Up and at it, and on the bus by 7:00 am, we are off to meet our patients. We’re only about 2 miles from the hospital. Wow, its a beautiful, new facility! We were greeted by 60 patients and their families (the rest showed up over the course of the day). They were anxious, apprehensive and excited to see us and we were thrilled to see them, too. They came from all over the region, including small villages of native peoples (The Embera) who speak their own language. The new hospital was a treat for the experienced Rotaplast medical staff. The facility is new, clean, well equipped, with lots of power, and brand new OR equipment. Our doctors are delighted with room enough for three OR tables to be in service a one time. The local staff are competent, helpful and very hospitable.
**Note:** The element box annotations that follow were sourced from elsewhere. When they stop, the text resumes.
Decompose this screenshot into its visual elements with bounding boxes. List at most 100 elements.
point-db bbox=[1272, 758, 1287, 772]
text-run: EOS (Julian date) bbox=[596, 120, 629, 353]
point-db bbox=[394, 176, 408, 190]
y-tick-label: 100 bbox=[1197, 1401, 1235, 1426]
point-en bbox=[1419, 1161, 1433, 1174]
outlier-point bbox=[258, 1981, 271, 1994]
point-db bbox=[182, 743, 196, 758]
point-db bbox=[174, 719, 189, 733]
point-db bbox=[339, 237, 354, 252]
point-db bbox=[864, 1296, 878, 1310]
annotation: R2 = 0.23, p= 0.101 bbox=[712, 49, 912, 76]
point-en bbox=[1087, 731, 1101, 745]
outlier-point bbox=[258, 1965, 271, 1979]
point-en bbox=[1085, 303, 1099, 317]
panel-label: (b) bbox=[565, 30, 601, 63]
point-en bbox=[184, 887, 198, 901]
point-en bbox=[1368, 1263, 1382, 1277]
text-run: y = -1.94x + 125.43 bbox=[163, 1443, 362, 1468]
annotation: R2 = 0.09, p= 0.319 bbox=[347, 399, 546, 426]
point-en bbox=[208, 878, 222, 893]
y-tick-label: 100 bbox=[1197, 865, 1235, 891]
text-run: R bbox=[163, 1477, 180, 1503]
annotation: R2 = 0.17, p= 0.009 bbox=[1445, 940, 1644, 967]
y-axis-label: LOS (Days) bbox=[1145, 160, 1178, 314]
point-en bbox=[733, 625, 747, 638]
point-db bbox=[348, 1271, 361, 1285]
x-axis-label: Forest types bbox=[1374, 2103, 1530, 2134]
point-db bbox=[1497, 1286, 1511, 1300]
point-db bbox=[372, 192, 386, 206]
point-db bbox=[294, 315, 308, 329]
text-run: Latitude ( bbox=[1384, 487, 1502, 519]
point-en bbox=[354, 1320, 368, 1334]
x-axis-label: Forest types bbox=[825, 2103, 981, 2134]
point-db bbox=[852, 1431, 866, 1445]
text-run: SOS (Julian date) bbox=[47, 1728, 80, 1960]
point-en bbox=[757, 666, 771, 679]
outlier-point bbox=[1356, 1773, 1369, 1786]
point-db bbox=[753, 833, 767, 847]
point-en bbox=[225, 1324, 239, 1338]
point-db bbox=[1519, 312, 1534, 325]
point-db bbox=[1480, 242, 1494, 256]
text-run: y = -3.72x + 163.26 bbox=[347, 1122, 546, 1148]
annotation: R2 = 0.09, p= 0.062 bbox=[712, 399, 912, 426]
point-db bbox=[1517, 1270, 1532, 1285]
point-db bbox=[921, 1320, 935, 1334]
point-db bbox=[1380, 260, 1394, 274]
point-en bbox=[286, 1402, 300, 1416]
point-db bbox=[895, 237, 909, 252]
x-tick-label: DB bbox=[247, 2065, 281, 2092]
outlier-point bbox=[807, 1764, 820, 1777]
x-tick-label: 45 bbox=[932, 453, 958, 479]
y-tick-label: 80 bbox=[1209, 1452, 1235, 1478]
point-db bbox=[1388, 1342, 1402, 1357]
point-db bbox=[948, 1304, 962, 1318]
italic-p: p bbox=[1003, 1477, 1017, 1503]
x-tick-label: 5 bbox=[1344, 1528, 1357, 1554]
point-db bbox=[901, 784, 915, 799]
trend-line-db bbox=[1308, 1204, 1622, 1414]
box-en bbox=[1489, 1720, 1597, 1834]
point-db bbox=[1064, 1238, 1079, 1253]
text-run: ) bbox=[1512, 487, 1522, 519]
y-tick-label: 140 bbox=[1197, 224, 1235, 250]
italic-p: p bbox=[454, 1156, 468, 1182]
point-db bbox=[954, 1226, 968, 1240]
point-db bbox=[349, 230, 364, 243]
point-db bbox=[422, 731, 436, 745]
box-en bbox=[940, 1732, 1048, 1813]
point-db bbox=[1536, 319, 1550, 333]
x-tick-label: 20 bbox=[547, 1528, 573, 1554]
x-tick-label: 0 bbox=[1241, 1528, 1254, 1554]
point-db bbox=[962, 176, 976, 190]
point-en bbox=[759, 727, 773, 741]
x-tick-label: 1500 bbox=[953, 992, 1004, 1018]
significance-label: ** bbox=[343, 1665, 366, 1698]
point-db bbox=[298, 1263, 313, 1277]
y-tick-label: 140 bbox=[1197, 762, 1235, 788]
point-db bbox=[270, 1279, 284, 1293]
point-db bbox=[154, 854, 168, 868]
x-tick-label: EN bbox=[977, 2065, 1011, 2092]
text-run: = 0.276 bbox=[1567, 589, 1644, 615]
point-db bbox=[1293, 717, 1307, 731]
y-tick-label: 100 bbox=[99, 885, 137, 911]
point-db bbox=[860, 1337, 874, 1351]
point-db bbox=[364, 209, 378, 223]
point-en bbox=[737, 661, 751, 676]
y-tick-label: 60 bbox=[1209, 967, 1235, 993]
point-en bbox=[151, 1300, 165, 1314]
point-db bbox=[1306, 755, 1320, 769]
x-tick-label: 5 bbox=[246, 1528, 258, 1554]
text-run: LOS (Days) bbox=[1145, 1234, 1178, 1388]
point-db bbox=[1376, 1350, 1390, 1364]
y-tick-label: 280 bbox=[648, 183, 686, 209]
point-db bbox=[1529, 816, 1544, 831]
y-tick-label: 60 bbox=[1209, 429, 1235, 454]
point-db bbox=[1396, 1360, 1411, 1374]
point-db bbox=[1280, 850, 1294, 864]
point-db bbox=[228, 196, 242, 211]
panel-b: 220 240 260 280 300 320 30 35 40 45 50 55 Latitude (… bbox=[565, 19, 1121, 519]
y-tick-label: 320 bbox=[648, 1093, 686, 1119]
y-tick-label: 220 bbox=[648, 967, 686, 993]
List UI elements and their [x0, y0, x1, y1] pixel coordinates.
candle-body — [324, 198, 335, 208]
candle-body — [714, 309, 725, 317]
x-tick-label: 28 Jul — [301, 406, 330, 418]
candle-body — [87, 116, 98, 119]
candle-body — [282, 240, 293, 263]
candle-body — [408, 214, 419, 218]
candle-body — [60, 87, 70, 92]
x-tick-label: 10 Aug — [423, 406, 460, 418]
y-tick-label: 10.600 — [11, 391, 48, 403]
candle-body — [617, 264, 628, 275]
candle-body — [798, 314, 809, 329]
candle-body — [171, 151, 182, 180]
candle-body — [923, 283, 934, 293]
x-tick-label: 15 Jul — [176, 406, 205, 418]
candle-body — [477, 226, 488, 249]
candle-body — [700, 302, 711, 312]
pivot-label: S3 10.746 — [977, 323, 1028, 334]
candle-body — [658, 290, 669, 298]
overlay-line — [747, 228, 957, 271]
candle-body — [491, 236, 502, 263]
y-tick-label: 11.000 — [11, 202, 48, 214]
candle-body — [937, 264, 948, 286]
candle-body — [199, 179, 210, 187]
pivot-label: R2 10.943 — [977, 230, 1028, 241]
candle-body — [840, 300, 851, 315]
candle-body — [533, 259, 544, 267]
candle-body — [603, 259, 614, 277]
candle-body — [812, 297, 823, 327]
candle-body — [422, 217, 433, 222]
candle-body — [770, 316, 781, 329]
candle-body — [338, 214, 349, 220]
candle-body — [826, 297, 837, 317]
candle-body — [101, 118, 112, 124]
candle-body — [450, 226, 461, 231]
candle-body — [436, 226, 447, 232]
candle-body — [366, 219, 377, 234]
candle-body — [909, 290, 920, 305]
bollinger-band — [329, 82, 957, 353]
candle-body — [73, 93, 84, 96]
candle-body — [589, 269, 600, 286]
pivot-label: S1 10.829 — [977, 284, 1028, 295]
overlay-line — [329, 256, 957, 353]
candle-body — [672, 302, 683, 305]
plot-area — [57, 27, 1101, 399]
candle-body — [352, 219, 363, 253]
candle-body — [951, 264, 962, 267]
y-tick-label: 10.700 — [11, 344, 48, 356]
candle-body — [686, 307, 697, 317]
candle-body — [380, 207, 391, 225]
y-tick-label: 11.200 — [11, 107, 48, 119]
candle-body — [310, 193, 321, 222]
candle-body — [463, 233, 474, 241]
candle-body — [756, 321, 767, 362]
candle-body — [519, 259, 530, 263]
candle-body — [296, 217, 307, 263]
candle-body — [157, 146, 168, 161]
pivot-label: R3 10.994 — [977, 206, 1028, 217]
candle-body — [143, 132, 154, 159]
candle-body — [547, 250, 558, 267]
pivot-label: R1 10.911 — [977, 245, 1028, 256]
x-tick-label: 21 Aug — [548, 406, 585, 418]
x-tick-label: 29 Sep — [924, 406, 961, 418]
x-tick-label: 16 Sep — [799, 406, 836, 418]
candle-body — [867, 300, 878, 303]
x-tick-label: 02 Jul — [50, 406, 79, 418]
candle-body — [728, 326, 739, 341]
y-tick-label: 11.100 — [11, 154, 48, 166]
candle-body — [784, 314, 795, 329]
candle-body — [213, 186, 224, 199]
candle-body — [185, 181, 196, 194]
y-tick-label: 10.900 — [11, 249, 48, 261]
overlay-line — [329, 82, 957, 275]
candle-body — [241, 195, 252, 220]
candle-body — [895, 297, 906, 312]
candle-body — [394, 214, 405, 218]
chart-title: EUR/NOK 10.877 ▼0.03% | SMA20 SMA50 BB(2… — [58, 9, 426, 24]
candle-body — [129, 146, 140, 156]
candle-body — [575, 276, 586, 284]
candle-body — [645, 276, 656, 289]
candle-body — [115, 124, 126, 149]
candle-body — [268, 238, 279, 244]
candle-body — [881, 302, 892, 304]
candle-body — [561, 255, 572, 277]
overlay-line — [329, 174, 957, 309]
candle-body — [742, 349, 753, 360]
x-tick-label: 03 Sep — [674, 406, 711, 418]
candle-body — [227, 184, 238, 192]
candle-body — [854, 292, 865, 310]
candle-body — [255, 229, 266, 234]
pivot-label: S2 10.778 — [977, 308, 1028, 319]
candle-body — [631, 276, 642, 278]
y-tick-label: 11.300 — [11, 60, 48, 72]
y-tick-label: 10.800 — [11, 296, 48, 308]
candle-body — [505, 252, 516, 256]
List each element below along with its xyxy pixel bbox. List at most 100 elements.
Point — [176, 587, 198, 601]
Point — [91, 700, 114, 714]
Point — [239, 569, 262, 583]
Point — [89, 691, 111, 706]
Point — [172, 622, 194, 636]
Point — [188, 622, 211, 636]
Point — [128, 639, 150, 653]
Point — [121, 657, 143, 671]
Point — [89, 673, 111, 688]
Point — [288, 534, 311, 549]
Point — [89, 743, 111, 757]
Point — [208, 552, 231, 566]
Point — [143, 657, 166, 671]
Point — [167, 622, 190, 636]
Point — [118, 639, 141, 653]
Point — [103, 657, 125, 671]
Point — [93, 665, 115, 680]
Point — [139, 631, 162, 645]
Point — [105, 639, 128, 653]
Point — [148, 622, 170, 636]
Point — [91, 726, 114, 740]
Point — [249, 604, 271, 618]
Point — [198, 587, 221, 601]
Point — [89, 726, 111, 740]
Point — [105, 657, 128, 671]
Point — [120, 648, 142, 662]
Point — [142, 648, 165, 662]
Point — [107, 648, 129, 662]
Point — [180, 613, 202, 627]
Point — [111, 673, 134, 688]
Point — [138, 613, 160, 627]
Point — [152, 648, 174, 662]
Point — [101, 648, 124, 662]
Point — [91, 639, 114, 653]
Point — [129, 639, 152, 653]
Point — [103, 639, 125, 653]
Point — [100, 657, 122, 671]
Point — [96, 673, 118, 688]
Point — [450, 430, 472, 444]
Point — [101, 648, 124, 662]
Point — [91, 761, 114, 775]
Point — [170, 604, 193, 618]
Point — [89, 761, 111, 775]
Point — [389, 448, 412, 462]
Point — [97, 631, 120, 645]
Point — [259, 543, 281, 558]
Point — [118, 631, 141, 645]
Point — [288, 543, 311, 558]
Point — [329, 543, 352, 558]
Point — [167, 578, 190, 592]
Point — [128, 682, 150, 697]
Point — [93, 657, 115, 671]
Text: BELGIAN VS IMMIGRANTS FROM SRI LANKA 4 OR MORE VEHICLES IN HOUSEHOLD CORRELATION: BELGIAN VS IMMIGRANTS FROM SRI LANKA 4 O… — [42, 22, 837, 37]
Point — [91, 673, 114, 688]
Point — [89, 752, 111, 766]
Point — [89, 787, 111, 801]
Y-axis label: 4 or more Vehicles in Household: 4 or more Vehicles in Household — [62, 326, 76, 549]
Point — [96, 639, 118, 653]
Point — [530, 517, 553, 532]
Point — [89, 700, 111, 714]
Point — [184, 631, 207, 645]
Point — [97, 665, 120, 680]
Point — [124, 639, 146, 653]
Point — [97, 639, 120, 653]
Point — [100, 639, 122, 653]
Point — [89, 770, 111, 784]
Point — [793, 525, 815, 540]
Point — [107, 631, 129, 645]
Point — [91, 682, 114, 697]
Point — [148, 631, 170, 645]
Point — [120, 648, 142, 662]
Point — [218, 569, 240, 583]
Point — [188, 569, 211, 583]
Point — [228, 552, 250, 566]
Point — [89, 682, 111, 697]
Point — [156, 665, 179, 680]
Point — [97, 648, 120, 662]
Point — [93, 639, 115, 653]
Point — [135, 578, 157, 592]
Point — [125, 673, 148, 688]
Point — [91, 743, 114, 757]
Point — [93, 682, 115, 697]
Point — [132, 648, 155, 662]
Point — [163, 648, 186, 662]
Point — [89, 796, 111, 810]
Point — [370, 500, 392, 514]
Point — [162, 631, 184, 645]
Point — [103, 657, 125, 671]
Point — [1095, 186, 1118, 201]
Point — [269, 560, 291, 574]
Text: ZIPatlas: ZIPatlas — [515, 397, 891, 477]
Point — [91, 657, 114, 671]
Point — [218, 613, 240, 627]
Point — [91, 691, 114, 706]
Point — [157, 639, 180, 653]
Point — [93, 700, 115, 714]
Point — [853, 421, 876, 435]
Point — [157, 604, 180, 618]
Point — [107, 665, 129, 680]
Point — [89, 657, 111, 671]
Each patient was registered (Craig, Molly and Victoria), photographed (Millie), and examined for vital signs, current conditions and medical history, plus planning by the medical team for the surgeries needed. We saw 92 people.

Because of the ‘hurry up and wait’ factor none of the families left the building for fear of missing something. By the end of the day, many folks were hungry, thirsty and very tired. Imagine many tired children with no place to nap. Still families were exceptionally patient. The schedule was set at the end Clinic Day so that families could plan for their accommodations. The accommodations and food are an economic hardship for these hopeful families.

A lovely woman, Maria, with a beautiful necklace and earrings. She needed a bone graft not a palate surgery and was turned down because we didn’t have the specialist. One of our nurses, Margo, called around to other hospitals and got a maxillfacial surgeon to do it. Just as she was leaving in tears, Margo went running out to the parking lot and nearly tackled her. The good news changed the tears from heartbreak to happiness. She was SO happy she came to the ‘front desk’ and gave the earrings to Victoria, a Rotarian from San Rafael, who checked her in, and gave Millie the necklace! She will bring her more jewelry next week when her surgery is scheduled. Maria makes this jewelry by hand (sewing).

This is usually a day of hard work and our mission was no exception. I’ve noticed no one is afraid of hard work! We will spend 10 days with our new community!